Rodolphe blâmait beaucoup M. d’Harville, mais il se promit de l’excuser aux yeux de Clémence, quoique bien convaincu, d’après les tristes révélations de celle-ci, que le marquis s’était à jamais aliéné son cœur.

De pensée en pensée, Rodolphe se dit:

«Par devoir, je me suis éloigné d’une femme que j’aimais… et qui déjà peut-être ressentait pour moi un secret penchant. Soit désœuvrement de cœur, soit commisération, elle a failli perdre l’honneur, la vie, pour un sot qu’elle croyait malheureux. Si, au lieu de m’éloigner d’elle, je l’avais entourée de soins, d’amour et de respects, ma réserve eût été telle que sa réputation n’aurait pas reçu la plus légère atteinte, les soupçons de son mari n’eussent jamais été éveillés; tandis qu’à cette heure elle est presque à la merci de la fatuité de M. Charles Robert, et il sera, je le crains, d’autant plus indiscret qu’il a moins de raisons de l’être.

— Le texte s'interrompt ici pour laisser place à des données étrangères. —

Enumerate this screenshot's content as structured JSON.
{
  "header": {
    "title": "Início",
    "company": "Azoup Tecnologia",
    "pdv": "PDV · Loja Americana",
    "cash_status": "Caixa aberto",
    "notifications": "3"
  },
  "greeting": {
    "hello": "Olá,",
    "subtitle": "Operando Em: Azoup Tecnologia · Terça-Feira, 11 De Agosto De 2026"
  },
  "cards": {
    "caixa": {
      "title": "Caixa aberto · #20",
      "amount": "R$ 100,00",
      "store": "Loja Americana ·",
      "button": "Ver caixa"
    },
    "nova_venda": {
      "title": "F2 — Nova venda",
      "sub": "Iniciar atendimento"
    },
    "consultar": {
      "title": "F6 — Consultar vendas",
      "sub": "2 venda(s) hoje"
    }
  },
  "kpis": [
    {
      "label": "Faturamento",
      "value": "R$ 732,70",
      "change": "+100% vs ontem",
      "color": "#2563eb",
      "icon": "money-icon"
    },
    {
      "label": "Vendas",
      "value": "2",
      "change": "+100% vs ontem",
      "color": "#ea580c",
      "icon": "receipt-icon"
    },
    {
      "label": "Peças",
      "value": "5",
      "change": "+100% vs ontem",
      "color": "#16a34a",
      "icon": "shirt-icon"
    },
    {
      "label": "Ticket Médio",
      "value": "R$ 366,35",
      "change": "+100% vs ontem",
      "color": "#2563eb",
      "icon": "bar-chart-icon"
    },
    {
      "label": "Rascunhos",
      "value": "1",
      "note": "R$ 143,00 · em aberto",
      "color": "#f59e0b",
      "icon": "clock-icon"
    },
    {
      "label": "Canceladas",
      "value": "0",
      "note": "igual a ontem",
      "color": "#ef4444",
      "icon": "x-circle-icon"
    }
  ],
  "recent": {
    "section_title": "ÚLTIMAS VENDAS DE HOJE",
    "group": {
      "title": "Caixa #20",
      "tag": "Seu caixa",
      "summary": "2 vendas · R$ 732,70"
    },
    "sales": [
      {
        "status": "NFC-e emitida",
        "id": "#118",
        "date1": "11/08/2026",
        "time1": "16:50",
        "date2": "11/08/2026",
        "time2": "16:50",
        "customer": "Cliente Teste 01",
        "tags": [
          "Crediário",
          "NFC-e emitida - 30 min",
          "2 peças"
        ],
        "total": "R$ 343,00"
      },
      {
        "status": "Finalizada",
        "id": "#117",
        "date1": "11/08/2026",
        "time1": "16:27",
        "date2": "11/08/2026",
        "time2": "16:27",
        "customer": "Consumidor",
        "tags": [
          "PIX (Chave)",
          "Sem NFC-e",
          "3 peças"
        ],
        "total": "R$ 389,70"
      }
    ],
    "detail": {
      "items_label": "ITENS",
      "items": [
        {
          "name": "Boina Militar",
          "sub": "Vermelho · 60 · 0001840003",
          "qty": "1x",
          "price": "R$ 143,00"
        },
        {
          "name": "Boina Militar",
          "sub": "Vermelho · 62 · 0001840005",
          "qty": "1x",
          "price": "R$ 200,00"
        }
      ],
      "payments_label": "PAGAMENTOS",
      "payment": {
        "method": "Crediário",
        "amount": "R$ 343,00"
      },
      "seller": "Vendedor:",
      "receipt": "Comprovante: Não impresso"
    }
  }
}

«Et puis encore, qui sait maintenant si, malgré les périls qu’elle a courus, le cœur de Mme d’Harville restera toujours inoccupé? Tout retour vers son mari est désormais impossible… Jeune, belle, entourée, d’un caractère sympathique à tout ce qui souffre… pour elle, que de dangers! que d’écueils! Pour M. d’Harville, que d’angoisses, que de chagrins! À la fois jaloux et amoureux de sa femme, qui ne peut vaincre l’éloignement, la frayeur qu’il lui inspire depuis la première et funeste nuit de son mariage… quel sort est le sien!»

Clémence, le front appuyé sur sa main, les yeux humides, la joue brûlante de confusion, évitait le regard de Rodolphe, tant cette révélation lui avait coûté.

– Ah! maintenant, reprit Rodolphe après un long silence, je comprends la cause de la tristesse de M. d’Harville, tristesse que je ne pouvais pénétrer… je comprends ses regrets…

– Ses regrets! s’écria Clémence, dites donc ses remords, monseigneur… s’il en éprouve… car jamais crime pareil n’a été plus froidement médité…

– Un crime… madame?

– Et qu’est-ce donc, monseigneur, que d’enchaîner à soi, par des liens indissolubles, une jeune fille qui se fie à votre honneur, lorsqu’on se sait fatalement frappé d’une maladie qui inspire l’épouvante et l’horreur? Qu’est-ce donc que de vouer sûrement un malheureux enfant aux mêmes misères?… Qui forçait M. d’Harville à faire deux victimes? Une passion aveugle et insensée?… Non, il trouvait à son gré ma naissance, ma fortune et ma personne… il a voulu faire un mariage convenable, parce que la vie de garçon l’ennuyait sans doute.

– Madame… de la pitié au moins…

– De la pitié!… Savez-vous qui la mérite, ma pitié? c’est ma fille… Pauvre victime de cette odieuse union, que de nuits, que de jours j’ai passés près d’elle! que de larmes amères m’ont arrachées ses douleurs!…

– Mais son père… souffrait des mêmes douleurs imméritées!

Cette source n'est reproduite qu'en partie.